Menjaga Warisan Budaya
Kecintaan Tariske pada Barongan muncul sejak ia masih duduk di bangku SMP. Ia sering menonton pertunjukan kesenian rakyat dan terpikat oleh karakter topeng yang dimainkan para penari. Alih-alih mengikuti tren teman-temannya yang sibuk dengan gawai, Tariske memilih belajar mengukir secara otodidak.
Kini, setelah hampir satu dekade menekuni kerajinan Barongan Jepaplok, Tariske tidak hanya menjadi seorang perajin, tetapi juga seorang penggerak budaya. Ia merasa bertanggung jawab untuk menjaga warisan budaya Jawa agar tetap hidup dan berkembang.
"Kalau bukan kita yang jaga, siapa lagi? Budaya Jawa itu kaya. Sayang kalau cuma jadi pajangan museum," ujarnya dengan penuh semangat.
Peminat dari Berbagai Daerah
Harga satu Barongan buatan Tariske berkisar antara Rp 4 juta hingga Rp 7,5 juta. Harga ini belum termasuk kostum, yang biasanya dipesan secara terpisah. Meskipun harganya tidak murah, peminatnya datang dari berbagai daerah, mulai dari Jombang, Kediri, Mojokerto, hingga Kalimantan dan Sumatera.
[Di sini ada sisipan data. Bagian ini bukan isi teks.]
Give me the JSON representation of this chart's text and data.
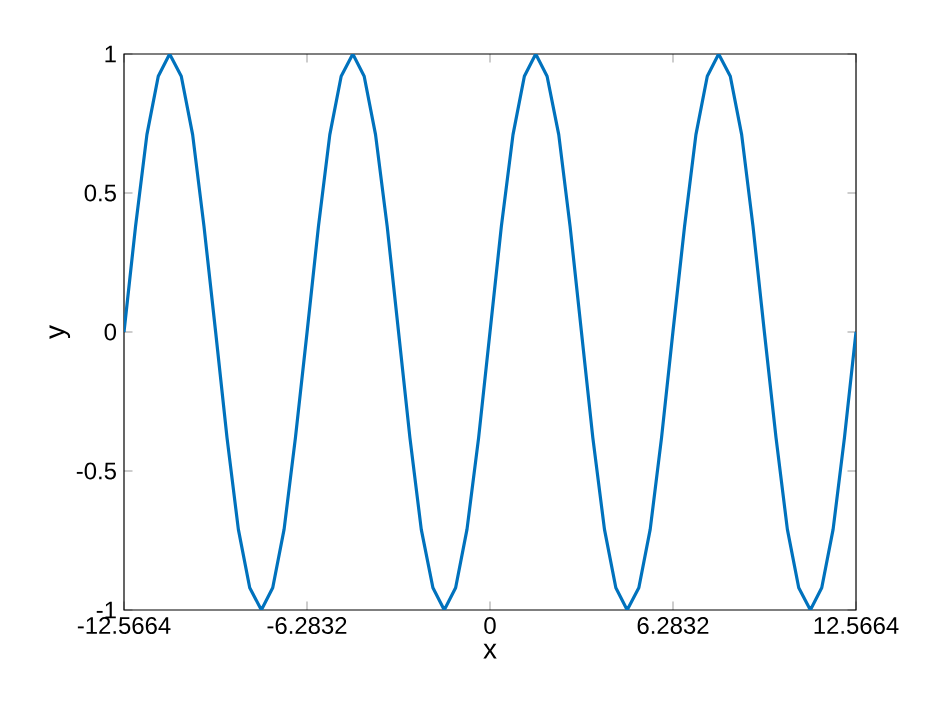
{
  "chart_data": {
    "type": "line",
    "xlabel": "x",
    "ylabel": "y",
    "xlim": [
      -12.5664,
      12.5664
    ],
    "ylim": [
      -1,
      1
    ],
    "xticks": [
      -12.5664,
      -6.2832,
      0,
      6.2832,
      12.5664
    ],
    "yticks": [
      -1,
      -0.5,
      0,
      0.5,
      1
    ],
    "grid": false,
    "marker": "none",
    "line_style": "solid",
    "series": [
      {
        "color": "#0072bd",
        "x": [
          -12.5664,
          -12.17,
          -11.78,
          -11.39,
          -11.0,
          -10.6,
          -10.21,
          -9.82,
          -9.42,
          -9.03,
          -8.64,
          -8.25,
          -7.85,
          -7.46,
          -7.07,
          -6.68,
          -6.28,
          -5.89,
          -5.5,
          -5.11,
          -4.71,
          -4.32,
          -3.93,
          -3.53,
          -3.14,
          -2.75,
          -2.36,
          -1.96,
          -1.57,
          -1.18,
          -0.79,
          -0.39,
          0,
          0.39,
          0.79,
          1.18,
          1.57,
          1.96,
          2.36,
          2.75,
          3.14,
          3.53,
          3.93,
          4.32,
          4.71,
          5.11,
          5.5,
          5.89,
          6.28,
          6.68,
          7.07,
          7.46,
          7.85,
          8.25,
          8.64,
          9.03,
          9.42,
          9.82,
          10.21,
          10.6,
          11.0,
          11.39,
          11.78,
          12.17,
          12.5664
        ],
        "values": [
          0,
          0.38,
          0.71,
          0.92,
          1,
          0.92,
          0.71,
          0.38,
          0,
          -0.38,
          -0.71,
          -0.92,
          -1,
          -0.92,
          -0.71,
          -0.38,
          0,
          0.38,
          0.71,
          0.92,
          1,
          0.92,
          0.71,
          0.38,
          0,
          -0.38,
          -0.71,
          -0.92,
          -1,
          -0.92,
          -0.71,
          -0.38,
          0,
          0.38,
          0.71,
          0.92,
          1,
          0.92,
          0.71,
          0.38,
          0,
          -0.38,
          -0.71,
          -0.92,
          -1,
          -0.92,
          -0.71,
          -0.38,
          0,
          0.38,
          0.71,
          0.92,
          1,
          0.92,
          0.71,
          0.38,
          0,
          -0.38,
          -0.71,
          -0.92,
          -1,
          -0.92,
          -0.71,
          -0.38,
          0
        ]
      }
    ]
  }
}
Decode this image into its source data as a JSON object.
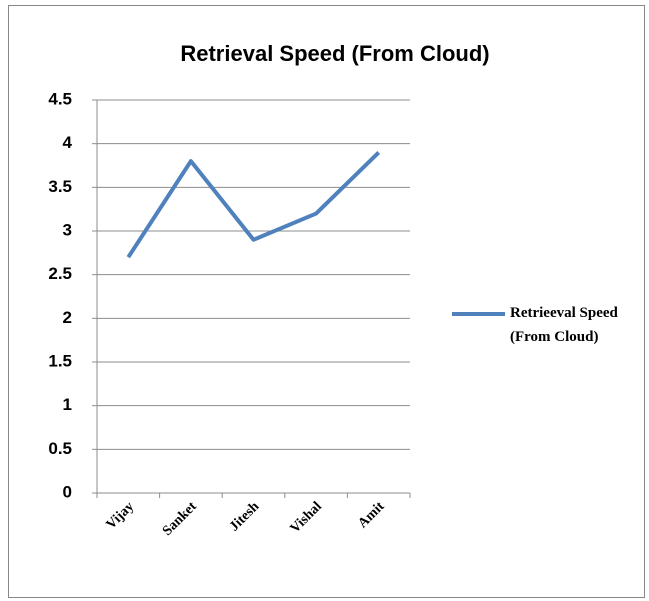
{
  "chart_data": {
    "type": "line",
    "title": "Retrieval Speed (From Cloud)",
    "categories": [
      "Vijay",
      "Sanket",
      "Jitesh",
      "Vishal",
      "Amit"
    ],
    "series": [
      {
        "name": "Retrieeval Speed (From Cloud)",
        "color": "#4f81bd",
        "values": [
          2.7,
          3.8,
          2.9,
          3.2,
          3.9
        ]
      }
    ],
    "ylim": [
      0,
      4.5
    ],
    "yticks": [
      0,
      0.5,
      1,
      1.5,
      2,
      2.5,
      3,
      3.5,
      4,
      4.5
    ],
    "grid": true,
    "legend": "right"
  }
}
Puncak pesanan biasanya terjadi menjelang bulan Agustus, bertepatan dengan musim pertunjukan seni rakyat dalam rangka memperingati Hari Ulang Tahun Republik Indonesia. Pada momen ini, Tariske merasa senang karena Barongan masih dicari dan dihargai oleh masyarakat.
Tantangan di Era Digital
Di tengah era digital dan budaya instan, pilihan Tariske untuk bertahan dengan kerajinan tradisional bukanlah hal yang mudah. Namun, bagi pemuda ini, warisan budaya bukan hanya untuk dikenang, melainkan juga untuk dijaga agar tetap hidup dan berkembang. Ia percaya bahwa dengan melestarikan seni Barongan Jepaplok, ia turut berkontribusi dalam menjaga kekayaan budaya Indonesia. Tariske berharap, generasi muda lainnya dapat mengikuti jejaknya untuk terus melestarikan dan mengembangkan seni tradisional agar tidak punah ditelan zaman.